Pressing the "Change Parameters" button allows you to change the same parameters as in the previous simulation, plus the amplitude of the eccentricity signal and the observer gain matrix J.
This simulation shows that with the observer, the effect of roll ecentricity is vastly reduced. In fact, for an eccentricity of 0.03, the effect on the output is 0.0024, which represents a 92% reduction, which is quite respectable considering the uncontrolled system performs a 66% reduction. The effect of the eccentricity signal could only be zero if (1) we had an always perfect estimate of eccentricity and (2) we could subtract the estimated eccentricity directly from s (which is not possible since we can only control u). Thus, the filtering effect of the time constant of the screw position means that the eccentricity will always have some effect.

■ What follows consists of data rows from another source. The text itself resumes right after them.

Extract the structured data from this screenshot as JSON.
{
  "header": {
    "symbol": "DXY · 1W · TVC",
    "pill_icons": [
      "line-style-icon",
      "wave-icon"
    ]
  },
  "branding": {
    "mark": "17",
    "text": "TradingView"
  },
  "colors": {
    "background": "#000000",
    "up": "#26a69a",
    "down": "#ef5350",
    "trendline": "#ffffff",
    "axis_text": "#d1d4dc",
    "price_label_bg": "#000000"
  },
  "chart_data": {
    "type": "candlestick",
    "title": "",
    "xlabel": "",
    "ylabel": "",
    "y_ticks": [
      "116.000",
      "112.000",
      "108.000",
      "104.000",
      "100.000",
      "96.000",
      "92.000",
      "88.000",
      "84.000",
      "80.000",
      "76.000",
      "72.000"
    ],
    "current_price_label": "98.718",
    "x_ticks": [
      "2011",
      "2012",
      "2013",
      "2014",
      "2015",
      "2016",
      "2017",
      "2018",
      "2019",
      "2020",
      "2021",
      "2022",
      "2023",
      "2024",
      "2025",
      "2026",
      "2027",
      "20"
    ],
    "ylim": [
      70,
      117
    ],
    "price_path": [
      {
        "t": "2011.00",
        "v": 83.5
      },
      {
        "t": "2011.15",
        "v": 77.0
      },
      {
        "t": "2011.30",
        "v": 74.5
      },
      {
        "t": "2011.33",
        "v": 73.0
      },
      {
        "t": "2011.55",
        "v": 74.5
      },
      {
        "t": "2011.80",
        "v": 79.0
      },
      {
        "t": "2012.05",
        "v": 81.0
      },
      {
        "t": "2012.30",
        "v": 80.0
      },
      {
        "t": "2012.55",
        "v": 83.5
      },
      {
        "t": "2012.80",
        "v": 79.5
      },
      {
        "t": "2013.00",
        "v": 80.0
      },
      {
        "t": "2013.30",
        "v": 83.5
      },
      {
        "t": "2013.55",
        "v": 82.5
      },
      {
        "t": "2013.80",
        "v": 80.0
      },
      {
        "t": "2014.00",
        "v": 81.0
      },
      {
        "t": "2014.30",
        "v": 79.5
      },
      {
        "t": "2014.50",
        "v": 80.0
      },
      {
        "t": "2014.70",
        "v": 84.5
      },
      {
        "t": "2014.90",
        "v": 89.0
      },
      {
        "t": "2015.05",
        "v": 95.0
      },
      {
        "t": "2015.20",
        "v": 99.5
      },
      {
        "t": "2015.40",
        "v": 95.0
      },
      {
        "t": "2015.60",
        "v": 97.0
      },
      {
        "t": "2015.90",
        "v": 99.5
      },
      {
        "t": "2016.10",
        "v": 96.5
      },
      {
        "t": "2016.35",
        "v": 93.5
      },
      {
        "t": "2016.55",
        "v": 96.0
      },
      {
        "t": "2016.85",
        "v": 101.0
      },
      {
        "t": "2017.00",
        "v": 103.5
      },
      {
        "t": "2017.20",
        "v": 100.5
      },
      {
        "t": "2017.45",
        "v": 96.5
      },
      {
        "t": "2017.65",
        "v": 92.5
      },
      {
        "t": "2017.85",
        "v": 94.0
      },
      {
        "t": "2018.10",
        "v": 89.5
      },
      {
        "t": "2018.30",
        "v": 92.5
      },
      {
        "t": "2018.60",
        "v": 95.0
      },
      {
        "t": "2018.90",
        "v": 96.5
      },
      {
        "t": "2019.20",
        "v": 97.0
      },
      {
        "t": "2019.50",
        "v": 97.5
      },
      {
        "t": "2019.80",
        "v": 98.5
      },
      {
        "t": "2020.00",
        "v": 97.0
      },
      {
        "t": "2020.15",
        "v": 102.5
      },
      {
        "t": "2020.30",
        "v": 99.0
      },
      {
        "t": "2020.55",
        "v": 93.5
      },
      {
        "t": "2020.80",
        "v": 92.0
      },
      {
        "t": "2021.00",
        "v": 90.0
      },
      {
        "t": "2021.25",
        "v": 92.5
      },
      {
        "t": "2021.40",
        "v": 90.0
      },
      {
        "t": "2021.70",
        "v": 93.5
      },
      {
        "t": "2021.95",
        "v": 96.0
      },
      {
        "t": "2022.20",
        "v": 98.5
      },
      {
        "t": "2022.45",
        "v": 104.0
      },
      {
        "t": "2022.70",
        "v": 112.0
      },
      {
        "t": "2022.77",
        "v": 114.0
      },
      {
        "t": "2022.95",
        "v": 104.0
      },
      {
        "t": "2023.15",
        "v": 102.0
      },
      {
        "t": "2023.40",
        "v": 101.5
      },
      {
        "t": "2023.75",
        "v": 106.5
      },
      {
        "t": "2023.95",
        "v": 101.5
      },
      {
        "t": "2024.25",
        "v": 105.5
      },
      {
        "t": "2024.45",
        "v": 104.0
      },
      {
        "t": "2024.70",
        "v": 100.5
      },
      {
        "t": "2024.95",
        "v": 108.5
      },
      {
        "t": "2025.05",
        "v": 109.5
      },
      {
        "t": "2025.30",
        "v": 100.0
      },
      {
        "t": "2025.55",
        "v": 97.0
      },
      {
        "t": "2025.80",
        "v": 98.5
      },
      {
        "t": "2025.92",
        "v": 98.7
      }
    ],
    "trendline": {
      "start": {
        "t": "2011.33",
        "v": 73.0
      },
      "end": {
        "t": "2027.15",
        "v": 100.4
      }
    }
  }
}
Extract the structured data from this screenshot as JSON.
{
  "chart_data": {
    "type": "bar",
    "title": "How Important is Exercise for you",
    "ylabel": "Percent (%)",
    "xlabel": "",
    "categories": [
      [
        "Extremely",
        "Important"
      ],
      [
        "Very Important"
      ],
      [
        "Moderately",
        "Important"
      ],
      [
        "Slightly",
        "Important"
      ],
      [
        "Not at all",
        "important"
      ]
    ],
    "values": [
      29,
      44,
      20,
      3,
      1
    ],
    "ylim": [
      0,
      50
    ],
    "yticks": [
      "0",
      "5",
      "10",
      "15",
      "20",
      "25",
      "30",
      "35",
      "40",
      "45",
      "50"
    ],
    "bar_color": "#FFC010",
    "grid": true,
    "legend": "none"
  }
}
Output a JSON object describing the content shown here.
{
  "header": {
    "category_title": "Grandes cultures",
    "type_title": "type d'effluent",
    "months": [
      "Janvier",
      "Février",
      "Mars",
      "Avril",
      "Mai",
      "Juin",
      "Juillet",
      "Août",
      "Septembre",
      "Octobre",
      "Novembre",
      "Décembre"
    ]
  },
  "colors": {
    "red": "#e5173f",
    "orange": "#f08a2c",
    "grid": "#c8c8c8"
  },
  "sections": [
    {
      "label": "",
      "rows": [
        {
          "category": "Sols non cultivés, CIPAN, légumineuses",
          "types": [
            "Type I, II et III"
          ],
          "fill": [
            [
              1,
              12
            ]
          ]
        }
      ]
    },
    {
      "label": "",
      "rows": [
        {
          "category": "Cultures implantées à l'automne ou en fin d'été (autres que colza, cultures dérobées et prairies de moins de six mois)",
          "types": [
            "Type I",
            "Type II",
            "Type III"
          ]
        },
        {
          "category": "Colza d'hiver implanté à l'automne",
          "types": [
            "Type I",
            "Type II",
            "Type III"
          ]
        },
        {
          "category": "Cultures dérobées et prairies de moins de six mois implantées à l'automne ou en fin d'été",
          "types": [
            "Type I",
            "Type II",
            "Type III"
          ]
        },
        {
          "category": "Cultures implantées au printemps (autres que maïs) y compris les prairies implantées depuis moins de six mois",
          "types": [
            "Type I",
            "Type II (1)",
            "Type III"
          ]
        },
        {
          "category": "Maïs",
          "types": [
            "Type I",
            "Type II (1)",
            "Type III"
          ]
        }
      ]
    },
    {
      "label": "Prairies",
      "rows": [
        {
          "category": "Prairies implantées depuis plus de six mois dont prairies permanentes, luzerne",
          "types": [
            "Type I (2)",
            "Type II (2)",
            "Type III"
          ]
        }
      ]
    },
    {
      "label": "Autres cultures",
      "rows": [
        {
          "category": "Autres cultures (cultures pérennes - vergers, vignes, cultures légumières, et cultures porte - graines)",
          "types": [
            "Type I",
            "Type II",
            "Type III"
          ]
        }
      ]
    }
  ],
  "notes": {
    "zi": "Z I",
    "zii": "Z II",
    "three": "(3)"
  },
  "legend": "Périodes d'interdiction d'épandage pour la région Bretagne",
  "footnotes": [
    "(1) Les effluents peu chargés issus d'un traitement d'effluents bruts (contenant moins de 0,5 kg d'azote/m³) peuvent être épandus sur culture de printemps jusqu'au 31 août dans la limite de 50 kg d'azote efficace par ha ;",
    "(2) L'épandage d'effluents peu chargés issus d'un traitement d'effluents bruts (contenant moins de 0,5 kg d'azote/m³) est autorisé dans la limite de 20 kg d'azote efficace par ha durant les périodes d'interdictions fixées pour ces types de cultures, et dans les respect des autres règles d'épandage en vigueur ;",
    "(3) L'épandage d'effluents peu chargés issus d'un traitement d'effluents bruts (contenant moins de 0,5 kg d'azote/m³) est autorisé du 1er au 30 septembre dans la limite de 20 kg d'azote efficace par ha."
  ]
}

You may have observed the oscillation in both the set-point response and the disturbance response. This is due to the inaccuracies of the eccentricity estimation at these points (a fact easily observed from the graph of estimated eccentricity). The observer will see a change in its input signal, and will take some small amount of time to correct for this.
As we have seen with the progression of these simulations, as we delve deeper into the control problem, we can achieve better performance using more sophisticated methods from control science. However, with each solution comes a new limit on performance (which is better than the previous limit), and hence a new problem to be solved. As you may have guessed, the Kalman filter solution (allowing increased system bandwidth) is by no means the final solution - there exists a phenomenon known as the "hold-up effect" which prevents the system from achieving the promised 10ms response time. This is addressed (particularly in relation to reversing mills - photo) in Section 9.8 (page 242) of the book. Even after this problem is solved, there are further, more complex ones awaiting.
This concludes the interactive demonstration of rolling mill control.